Impetigo is the most common bacterial skin infection in children worldwide, with a global prevalence of over 162 million.[2][3]​​​ Median childhood prevalence is 12.3%.[2]​ Around 10% of children presenting to US medical clinics with skin complaints are diagnosed with impetigo.[4][5]​​​ Impetigo is diagnosed most frequently in black children.[6]​ The annual incidence of impetigo in the UK is approximately 80/100,000 in children aged 0 to 4 years, decreasing to approximately 50/100,000 in those aged 5 to 14 years. It decreases further in older age groups.[7]

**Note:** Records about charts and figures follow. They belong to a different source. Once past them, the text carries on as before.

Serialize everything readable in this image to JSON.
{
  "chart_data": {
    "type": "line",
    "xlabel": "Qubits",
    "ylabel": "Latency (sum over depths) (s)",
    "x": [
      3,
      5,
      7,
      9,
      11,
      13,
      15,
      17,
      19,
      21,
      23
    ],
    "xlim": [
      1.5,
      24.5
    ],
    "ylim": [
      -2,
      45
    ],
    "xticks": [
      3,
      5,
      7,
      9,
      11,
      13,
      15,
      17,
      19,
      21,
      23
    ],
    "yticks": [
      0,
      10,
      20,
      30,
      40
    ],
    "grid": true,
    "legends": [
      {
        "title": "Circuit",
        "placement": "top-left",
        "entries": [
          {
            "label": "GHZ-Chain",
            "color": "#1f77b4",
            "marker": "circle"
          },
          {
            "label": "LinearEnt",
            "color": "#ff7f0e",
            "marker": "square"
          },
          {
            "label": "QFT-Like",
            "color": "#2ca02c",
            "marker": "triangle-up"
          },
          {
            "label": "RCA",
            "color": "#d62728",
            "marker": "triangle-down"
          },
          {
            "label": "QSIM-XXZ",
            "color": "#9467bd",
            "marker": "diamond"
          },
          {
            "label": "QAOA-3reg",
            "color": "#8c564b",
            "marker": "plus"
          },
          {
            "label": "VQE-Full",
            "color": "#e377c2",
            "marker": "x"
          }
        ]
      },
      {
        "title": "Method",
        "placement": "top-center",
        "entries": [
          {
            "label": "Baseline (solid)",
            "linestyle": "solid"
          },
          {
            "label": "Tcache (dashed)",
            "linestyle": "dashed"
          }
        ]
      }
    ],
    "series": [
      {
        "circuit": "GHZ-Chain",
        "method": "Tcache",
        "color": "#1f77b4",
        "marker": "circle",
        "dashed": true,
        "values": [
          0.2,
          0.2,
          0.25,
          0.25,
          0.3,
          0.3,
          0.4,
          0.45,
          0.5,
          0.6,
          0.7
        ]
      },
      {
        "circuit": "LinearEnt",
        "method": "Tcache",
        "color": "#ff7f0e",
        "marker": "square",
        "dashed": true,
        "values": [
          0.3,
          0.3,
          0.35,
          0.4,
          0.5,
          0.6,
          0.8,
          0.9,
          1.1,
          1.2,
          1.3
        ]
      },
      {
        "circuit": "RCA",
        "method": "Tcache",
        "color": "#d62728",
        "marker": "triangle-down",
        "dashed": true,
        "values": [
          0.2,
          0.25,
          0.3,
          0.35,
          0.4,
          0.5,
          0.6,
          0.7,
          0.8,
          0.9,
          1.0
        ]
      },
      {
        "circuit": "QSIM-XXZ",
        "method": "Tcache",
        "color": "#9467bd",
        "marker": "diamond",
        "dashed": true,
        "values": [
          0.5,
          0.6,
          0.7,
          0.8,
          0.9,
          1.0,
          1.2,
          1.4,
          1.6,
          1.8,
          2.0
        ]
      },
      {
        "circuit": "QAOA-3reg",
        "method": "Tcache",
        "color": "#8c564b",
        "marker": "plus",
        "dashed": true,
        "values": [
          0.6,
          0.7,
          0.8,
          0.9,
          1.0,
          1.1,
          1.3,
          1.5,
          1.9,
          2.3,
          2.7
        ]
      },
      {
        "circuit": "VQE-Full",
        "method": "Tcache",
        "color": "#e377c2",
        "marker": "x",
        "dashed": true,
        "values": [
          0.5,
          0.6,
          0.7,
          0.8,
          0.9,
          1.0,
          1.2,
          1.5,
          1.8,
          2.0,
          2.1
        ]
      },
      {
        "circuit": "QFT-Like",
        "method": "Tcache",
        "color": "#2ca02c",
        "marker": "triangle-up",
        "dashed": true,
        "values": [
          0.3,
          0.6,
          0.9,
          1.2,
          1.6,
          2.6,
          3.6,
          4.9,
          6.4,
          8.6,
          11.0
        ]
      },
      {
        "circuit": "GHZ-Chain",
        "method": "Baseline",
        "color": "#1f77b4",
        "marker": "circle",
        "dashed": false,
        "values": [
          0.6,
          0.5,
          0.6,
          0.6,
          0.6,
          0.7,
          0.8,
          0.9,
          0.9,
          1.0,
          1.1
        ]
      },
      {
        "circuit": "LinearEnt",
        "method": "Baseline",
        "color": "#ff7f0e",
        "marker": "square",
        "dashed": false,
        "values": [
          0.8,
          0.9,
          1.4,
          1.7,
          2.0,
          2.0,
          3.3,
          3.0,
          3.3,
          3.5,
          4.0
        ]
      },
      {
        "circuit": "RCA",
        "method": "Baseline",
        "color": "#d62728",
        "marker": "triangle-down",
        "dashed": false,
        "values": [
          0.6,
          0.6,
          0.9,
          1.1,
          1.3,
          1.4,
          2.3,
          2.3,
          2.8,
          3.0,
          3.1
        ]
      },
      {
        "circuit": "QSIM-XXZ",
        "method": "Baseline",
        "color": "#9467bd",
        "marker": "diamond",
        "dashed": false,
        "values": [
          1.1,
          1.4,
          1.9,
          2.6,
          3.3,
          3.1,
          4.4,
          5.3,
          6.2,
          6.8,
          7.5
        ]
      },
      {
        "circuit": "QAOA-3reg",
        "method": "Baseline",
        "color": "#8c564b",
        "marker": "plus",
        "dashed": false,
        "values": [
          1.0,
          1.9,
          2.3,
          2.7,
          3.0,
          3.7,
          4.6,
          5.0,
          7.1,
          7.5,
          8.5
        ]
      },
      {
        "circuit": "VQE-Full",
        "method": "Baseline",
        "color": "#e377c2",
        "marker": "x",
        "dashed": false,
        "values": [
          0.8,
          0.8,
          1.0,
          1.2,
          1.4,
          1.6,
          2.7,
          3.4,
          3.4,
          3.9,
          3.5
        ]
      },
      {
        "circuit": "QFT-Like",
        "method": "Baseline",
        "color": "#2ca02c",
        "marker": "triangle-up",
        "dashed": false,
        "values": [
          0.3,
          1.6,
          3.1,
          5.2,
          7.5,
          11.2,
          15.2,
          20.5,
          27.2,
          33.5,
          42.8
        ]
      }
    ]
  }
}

Bullous impetigo can occur at any age. Nonbullous impetigo also occurs in all age groups, but is a particular concern in newborns, in whom it is potentially more serious due to increased risk of sepsis and other life-threatening infections (e.g., pneumonia).[8]​ In the US and Europe, Staphylococcus aureus is the usual causative agent. PCDS Clinical Guidance: impetigo Opens in new window In hot and humid areas of the world, the streptococcal form predominates and is often endemic.[9][10]​​​ The incidence of impetigo is higher in summer months, due to environmental factors such as increased humidity.[9][11]​​​

Impetigo is typically found in conditions of overcrowding, poor hygiene, malnutrition, and where the skin barrier is defective (e.g., due to insect bites and scabies​​​​​).[1][7][9][12][13]​ It is highly infectious through fomites.

The nasal carriage of Staphylococcus aureus can be as high as approximately 40% for bullous impetigo, and approximately 60% for the nonbullous form.[9][14]​​​ MRSA can be a causative organism and is seen more often in cases of nonbullous impetigo.[15]